# My Germany WorkPermit Timelines



## aarthica

Hey guys, 

Here is a quick cute Guide for Germany Employment Visa

Mid June - Applied for Employment Visa 

1. Translated Employment Contract + Original German copy
2. Accomodation Proof ( Just a letter from your employer that you are going to stay in Guest house or whereever until you find your own home , would be enough. It has to have an address . ) .If you ignore your first address, embassy wont approve.
3.Health insurance proof , from the day of your desired travel.
4. University Degree copy
5.Letter from employer to the Alien office on justification why he wasn't able to get a German qualified for the job and why he is recruiting a foreigner .

Submitted Successfully

After 3 weeks Alien office asked me for extra documents

1. Current Employment Proof
2. My Resume 

At 4th week Alien Office asked my employer for extra doucments.
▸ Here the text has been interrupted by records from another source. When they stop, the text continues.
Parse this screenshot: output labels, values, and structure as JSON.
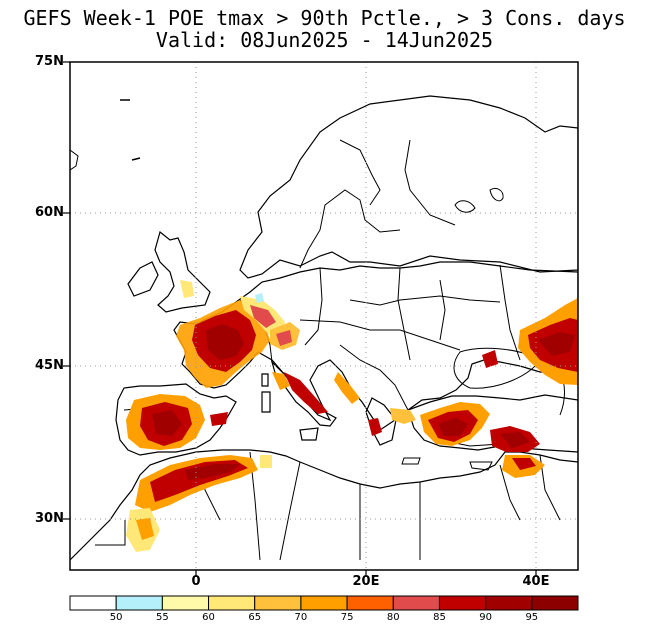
{
  "title": {
    "line1": "GEFS Week-1 POE tmax > 90th Pctle., > 3 Cons. days",
    "line2": "Valid: 08Jun2025 - 14Jun2025"
  },
  "map": {
    "lat_labels": [
      "75N",
      "60N",
      "45N",
      "30N"
    ],
    "lon_labels": [
      "0",
      "20E",
      "40E"
    ],
    "gridlines": "dotted"
  },
  "colorbar": {
    "labels": [
      "50",
      "55",
      "60",
      "65",
      "70",
      "75",
      "80",
      "85",
      "90",
      "95"
    ],
    "colors": [
      "#ffffff",
      "#b4f0fa",
      "#fffaaa",
      "#ffe878",
      "#ffc03c",
      "#ffa000",
      "#ff6000",
      "#e14b4b",
      "#c00000",
      "#a00000",
      "#8c0000"
    ]
  }
}
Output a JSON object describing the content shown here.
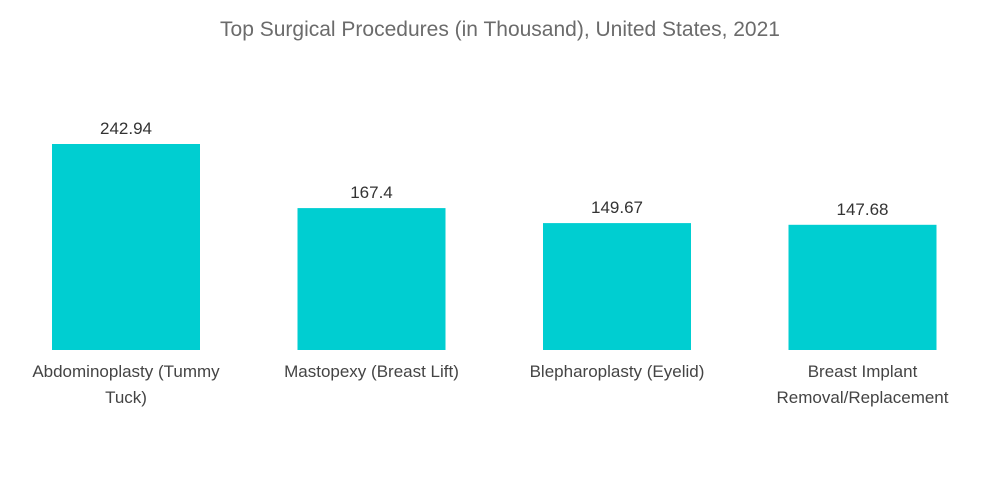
{
  "chart_data": {
    "type": "bar",
    "title": "Top Surgical Procedures (in Thousand), United States, 2021",
    "categories": [
      [
        "Abdominoplasty (Tummy",
        "Tuck)"
      ],
      [
        "Mastopexy (Breast Lift)"
      ],
      [
        "Blepharoplasty (Eyelid)"
      ],
      [
        "Breast Implant",
        "Removal/Replacement"
      ]
    ],
    "values": [
      242.94,
      167.4,
      149.67,
      147.68
    ],
    "value_labels": [
      "242.94",
      "167.4",
      "149.67",
      "147.68"
    ],
    "xlabel": "",
    "ylabel": "",
    "ylim": [
      0,
      242.94
    ],
    "grid": false,
    "legend": "none",
    "bar_color": "#00ced1"
  }
}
1.Social Insurance Number registration

Got the visa in 7th week ...  ...

Cheers !!


----------



## James3214

Thanks for the update. I am sure others applying for a German work visa/permit will find it useful. Seven weeks doesn't sound too bad either!


----------



## Leo28

Hi aarthica,

Can u please tell me if your company sponsored you to go to Germany or you found a new job there? If u found a new job on yor own then I would like to know the job websites you used... also, do u know german already ?

Thanks for your help!


----------



## naimhossain

Hi I got a job in a software development company in Nuremberg. Currently now I am staying in Barcelona, Spain. I have to apply for the German work visa from Madrid, Spain. The embassy told me that I need the employment contract signed by both parties which I already have, but the problem is that they mentioned about justifying my employment contract from German labor office. Has anyone done this thing before for applying German work visa? If so please kindly let me know how can I do this? Is it has to be done by my company or by me? Can anyone please tell me how can I do this justifying process it will be really a great help for me. Thanks in advance


----------